10_class_trait.t 15_test_imports.t 20_trait_overload.t 30_trait_composition.t 40_Trait_Config_test.t 50_Trait_SUPER_test.t 60_Trait_mod_perl_test.t 70_Trait_SUPER2_test.t 80_Class_Trait_Lib_tests.t 90_trait_rename_does.t 91_trait_performs.t 99_trait_errors.t
Today I got fed up with that and wrote a simple test renumbering program. You may not find it useful but it does exactly what I need. Admittedly, tests should run in any order but I have a convention that lower numbered test failures should be addressed first as they're likely the ones causing other test errors.

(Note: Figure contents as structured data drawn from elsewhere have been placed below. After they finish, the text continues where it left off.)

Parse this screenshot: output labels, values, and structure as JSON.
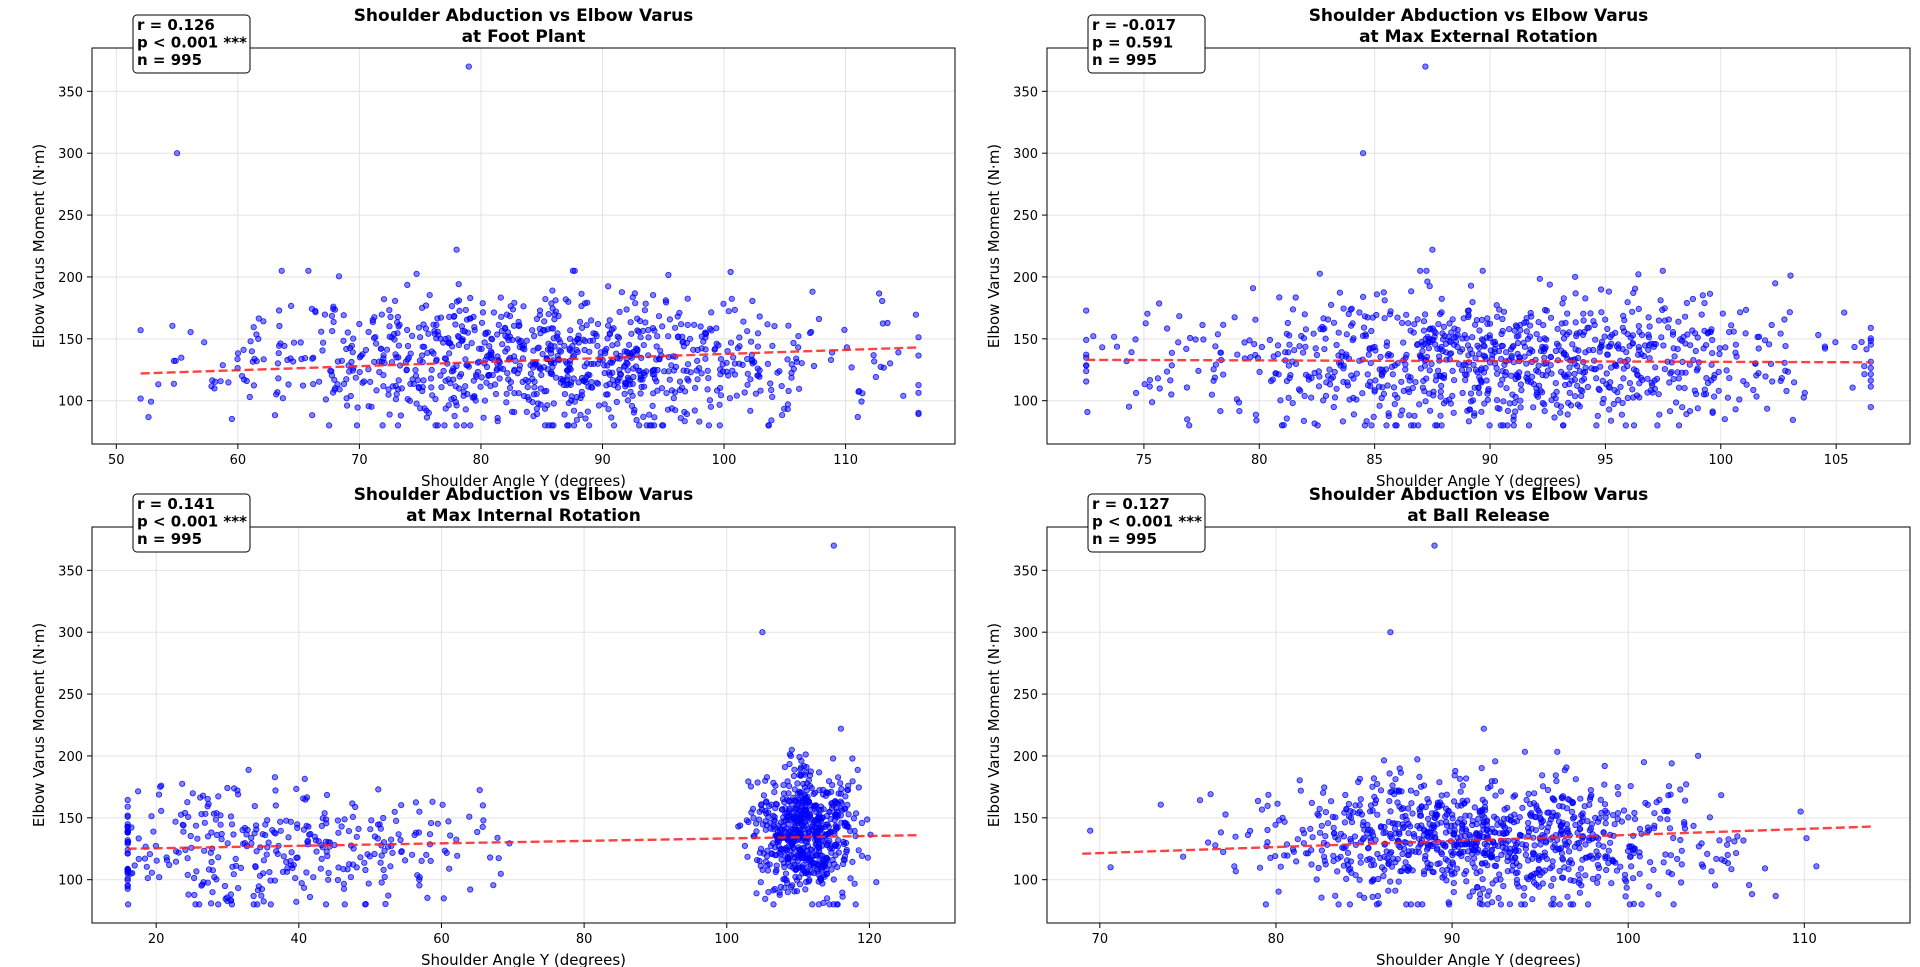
{
  "chart_data": [
    {
      "type": "scatter",
      "title": "Shoulder Abduction vs Elbow Varus\nat Foot Plant",
      "xlabel": "Shoulder Angle Y (degrees)",
      "ylabel": "Elbow Varus Moment (N·m)",
      "xlim": [
        48,
        119
      ],
      "ylim": [
        65,
        385
      ],
      "xticks": [
        50,
        60,
        70,
        80,
        90,
        100,
        110
      ],
      "yticks": [
        100,
        150,
        200,
        250,
        300,
        350
      ],
      "grid": true,
      "stats": [
        "r = 0.126",
        "p < 0.001 ***",
        "n = 995"
      ],
      "trend": {
        "x": [
          52,
          116
        ],
        "y": [
          122,
          143
        ]
      },
      "cluster": {
        "cx": 85,
        "sx": 12,
        "xmin": 52,
        "xmax": 116,
        "cy": 133,
        "sy": 27,
        "ymin": 80,
        "ymax": 205,
        "n": 995,
        "seed": 11
      },
      "outliers": [
        {
          "x": 79,
          "y": 370
        },
        {
          "x": 55,
          "y": 300
        },
        {
          "x": 78,
          "y": 222
        }
      ]
    },
    {
      "type": "scatter",
      "title": "Shoulder Abduction vs Elbow Varus\nat Max External Rotation",
      "xlabel": "Shoulder Angle Y (degrees)",
      "ylabel": "Elbow Varus Moment (N·m)",
      "xlim": [
        70.8,
        108.2
      ],
      "ylim": [
        65,
        385
      ],
      "xticks": [
        75,
        80,
        85,
        90,
        95,
        100,
        105
      ],
      "yticks": [
        100,
        150,
        200,
        250,
        300,
        350
      ],
      "grid": true,
      "stats": [
        "r = -0.017",
        "p = 0.591",
        "n = 995"
      ],
      "trend": {
        "x": [
          72.5,
          106.5
        ],
        "y": [
          133,
          131
        ]
      },
      "cluster": {
        "cx": 90,
        "sx": 7,
        "xmin": 72.5,
        "xmax": 106.5,
        "cy": 131,
        "sy": 27,
        "ymin": 80,
        "ymax": 205,
        "n": 995,
        "seed": 23
      },
      "outliers": [
        {
          "x": 87.2,
          "y": 370
        },
        {
          "x": 84.5,
          "y": 300
        },
        {
          "x": 87.5,
          "y": 222
        }
      ]
    },
    {
      "type": "scatter",
      "title": "Shoulder Abduction vs Elbow Varus\nat Max Internal Rotation",
      "xlabel": "Shoulder Angle Y (degrees)",
      "ylabel": "Elbow Varus Moment (N·m)",
      "xlim": [
        11,
        132
      ],
      "ylim": [
        65,
        385
      ],
      "xticks": [
        20,
        40,
        60,
        80,
        100,
        120
      ],
      "yticks": [
        100,
        150,
        200,
        250,
        300,
        350
      ],
      "grid": true,
      "stats": [
        "r = 0.141",
        "p < 0.001 ***",
        "n = 995"
      ],
      "trend": {
        "x": [
          16,
          127
        ],
        "y": [
          125,
          136
        ]
      },
      "clusters": [
        {
          "cx": 36,
          "sx": 14,
          "xmin": 16,
          "xmax": 100,
          "cy": 128,
          "sy": 25,
          "ymin": 80,
          "ymax": 205,
          "n": 360,
          "seed": 37
        },
        {
          "cx": 111,
          "sx": 3.5,
          "xmin": 100,
          "xmax": 127,
          "cy": 138,
          "sy": 26,
          "ymin": 80,
          "ymax": 205,
          "n": 635,
          "seed": 41
        }
      ],
      "outliers": [
        {
          "x": 115,
          "y": 370
        },
        {
          "x": 105,
          "y": 300
        },
        {
          "x": 116,
          "y": 222
        }
      ]
    },
    {
      "type": "scatter",
      "title": "Shoulder Abduction vs Elbow Varus\nat Ball Release",
      "xlabel": "Shoulder Angle Y (degrees)",
      "ylabel": "Elbow Varus Moment (N·m)",
      "xlim": [
        67,
        116
      ],
      "ylim": [
        65,
        385
      ],
      "xticks": [
        70,
        80,
        90,
        100,
        110
      ],
      "yticks": [
        100,
        150,
        200,
        250,
        300,
        350
      ],
      "grid": true,
      "stats": [
        "r = 0.127",
        "p < 0.001 ***",
        "n = 995"
      ],
      "trend": {
        "x": [
          69,
          114
        ],
        "y": [
          121,
          143
        ]
      },
      "cluster": {
        "cx": 92,
        "sx": 6.5,
        "xmin": 69,
        "xmax": 114,
        "cy": 132,
        "sy": 26,
        "ymin": 80,
        "ymax": 205,
        "n": 995,
        "seed": 53
      },
      "outliers": [
        {
          "x": 89,
          "y": 370
        },
        {
          "x": 86.5,
          "y": 300
        },
        {
          "x": 91.8,
          "y": 222
        }
      ]
    }
  ]
}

The following is a bit of a hack and it's certainly not portable, but then, I didn't really right it for anyone else :)
#!/usr/bin/perl
use strict;
use warnings;
use Getopt::Long;
my $dir = ".";
my $test_num = 10;
my $step = 10;
GetOptions(
"dir=s" => \$dir,
"start=i" => \$test_num,
"step=i" => \$step,
"dry" => \my $dry_run,
"svn" => \my $svn,
);
unless ( -d $dir ) {
die "I cannot find the directory ($dir)";
}
my @tests = glob "$dir/*.t";
unless (@tests) {
die "No tests found in ($dir)";
}
@tests =
sort grep { /^\d+/ }
map { s{^\Q$dir/}{}; $_ } @tests; # only take numbered tests
my $digits = length( $test_num + ( $step * @tests ) );
foreach my $test (@tests) {
my $new_name = $test;
$new_name =~ s{^\d+(.*)$}
{
my $name = sprintf "%0${digits}d$1", $test_num;
$test_num += $step;
$name
}e;
next if $new_name eq $test;
my @command = ( "mv", "$dir/$test", "$dir/$new_name" );
if ($svn) {
unshift @command, "svn";
}
if ($dry_run) {
print "@command\n";
}
else {
system(@command);
}
}
Re:Test::Manifest
mr_bean on 2005-11-21T03:08:44
Does this work with Module::Build? I see references to Makefile in the pod?Re:Test::Manifest
brian_d_foy on 2005-11-21T04:53:27
It will work when somebody patches it for Module::Build, which I don't use (at least not yet).